New Emacs version gets things done

A new version of the fabled Emacs text editor has been released, with a range of new features including a “Getting things done” mode.

Emacs and vi are the traditional text editors used on UNIX and Linux platforms. vi has a minimalist philosophy, including a rich, powerful set of features which have remained largely unchanged for 30 years. Emacs has a core basic of functionality on which users are encouraged to build “modes” for different activities.
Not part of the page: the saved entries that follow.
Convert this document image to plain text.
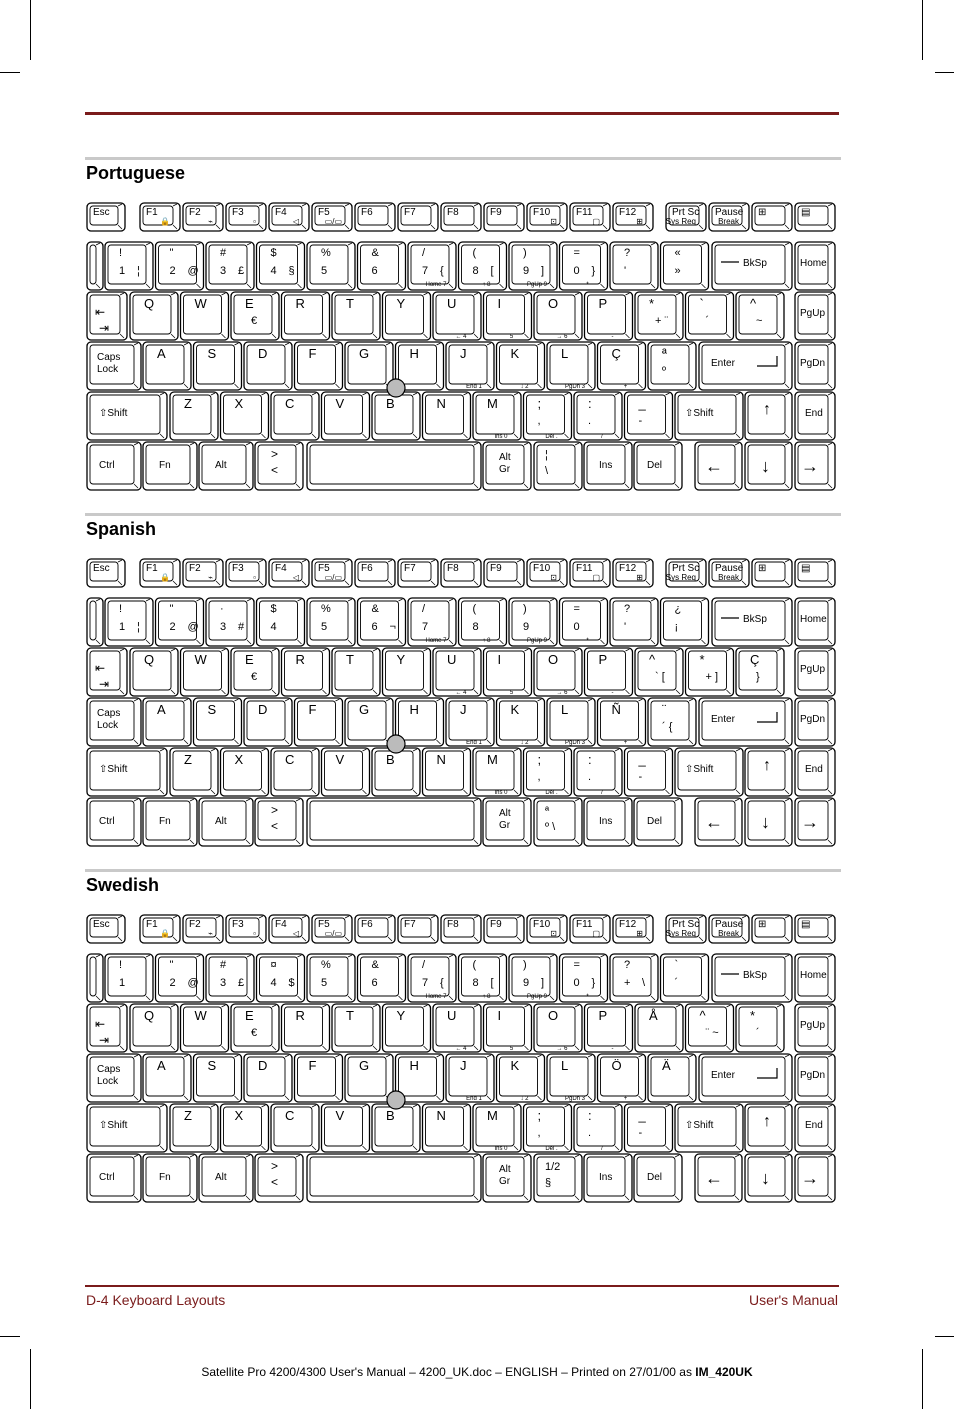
Portuguese
Esc	F1
🔒
F2
⌁
F3
▫
F4
◁
F5
▭/▭
F6	F7	F8	F9	F10
⊡
F11
▢
F12
⊞
Prt Sc
Sys Req
Pause
Break
⊞	▤
!
1 ¦
"
2 @
#
3 £
$
4 §
%
5
&
6
/
7 {
Home 7
(
8 [
↑ 8
)
9 ]
PgUp 9
=
0 }
*
?
'
«
»
BkSp	Home
⇤
⇥
Q	W	E
€
R	T	Y	U
← 4
I
5
O
→ 6
P
-
*
+ ¨
`
´
^
~
PgUp
Caps
Lock
A	S	D	F	G	H	J
End 1
K
↓ 2
L
PgDn 3
Ç
+
ª
º
Enter	PgDn
⇧Shift
Z	X	C	V	B	N	M
Ins 0
;
,
Del .
:
.
/
_
-
⇧Shift	↑	End
Ctrl	Fn	Alt
>
<
Alt
Gr
¦
\	Ins	Del ← ↓ →
Spanish
Esc	F1
🔒
F2
⌁
F3
▫
F4
◁
F5
▭/▭
F6	F7	F8	F9	F10
⊡
F11
▢
F12
⊞
Prt Sc
Sys Req
Pause
Break
⊞	▤
!
1 ¦
"
2 @
·
3 #
$
4
%
5
&
6 ¬
/
7
Home 7
(
8
↑ 8
)
9
PgUp 9
=
0
*
?
'
¿
¡
BkSp	Home
⇤
⇥
Q	W	E
€
R	T	Y	U
← 4
I
5
O
→ 6
P
-
^
` [
*
+ ]
Ç
}
PgUp
Caps
Lock
A	S	D	F	G	H	J
End 1
K
↓ 2
L
PgDn 3
Ñ
+
¨
´ {
Enter	PgDn
⇧Shift
Z	X	C	V	B	N	M
Ins 0
;
,
Del .
:
.
/
_
-
⇧Shift	↑	End
Ctrl	Fn	Alt
>
<
Alt
Gr
ª
º \	Ins	Del ← ↓ →
Swedish
Esc	F1
🔒
F2
⌁
F3
▫
F4
◁
F5
▭/▭
F6	F7	F8	F9	F10
⊡
F11
▢
F12
⊞
Prt Sc
Sys Req
Pause
Break
⊞	▤
!
1
"
2 @
#
3 £
¤
4 $
%
5
&
6
/
7 {
Home 7
(
8 [
↑ 8
)
9 ]
PgUp 9
=
0 }
*
?
+ \
`
´
BkSp	Home
⇤
⇥
Q	W	E
€
R	T	Y	U
← 4
I
5
O
→ 6
P
-
Å	^
¨ ~
*
´
PgUp
Caps
Lock
A	S	D	F	G	H	J
End 1
K
↓ 2
L
PgDn 3
Ö
+
Ä
Enter	PgDn
⇧Shift
Z	X	C	V	B	N	M
Ins 0
;
,
Del .
:
.
/
_
-
⇧Shift	↑	End
Ctrl	Fn	Alt
>
<
Alt
Gr
1/2
§	Ins	Del ← ↓ →
D-4 Keyboard Layouts	User's Manual
Satellite Pro 4200/4300 User's Manual – 4200_UK.doc – ENGLISH – Printed on 27/01/00 as IM_420UK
Thus there are modes for reading email, browsing the web, directly editing compressed files and even those only accessible over ftp, as well as more mainstream modes to enabling the editing and correction of a wide variety of textual file formats.

The software design philosophy choice has interesting effects on the resulting user community: whereas Emacs has a large community of contributors still building the system, vi is essentially frozen with a much smaller contributor community focused on bug fixes, portability and optimisations, even though both appear to have a similar number of users. The smaller size and well-defined feature set led to vi to be selected over Emacs for standardisation in the POSIX standard.

The new version will take several months to filter through the distribution channels before appearing in the next upgrade of the major operating systems.

Personally I’m disappointed that “better Unicode support” is still on the Emacs TODO list rather than on the new features list.

2 Responses to “New Emacs version gets things done”


  1. 1 Ross Gardler

    Hardly release early, release often – a six year development cycle on this release and still no decent Unicode support – what a shame.

    Still, a new release will encourage me to take a look at Emacs again (I used to use it exclusively up until a couple of years ago).

  2. 2 Stuart Yeates

    There is also a port of emacs Java (my favourite platform), but it appears to have been stalled for quite some time now: JEmacs.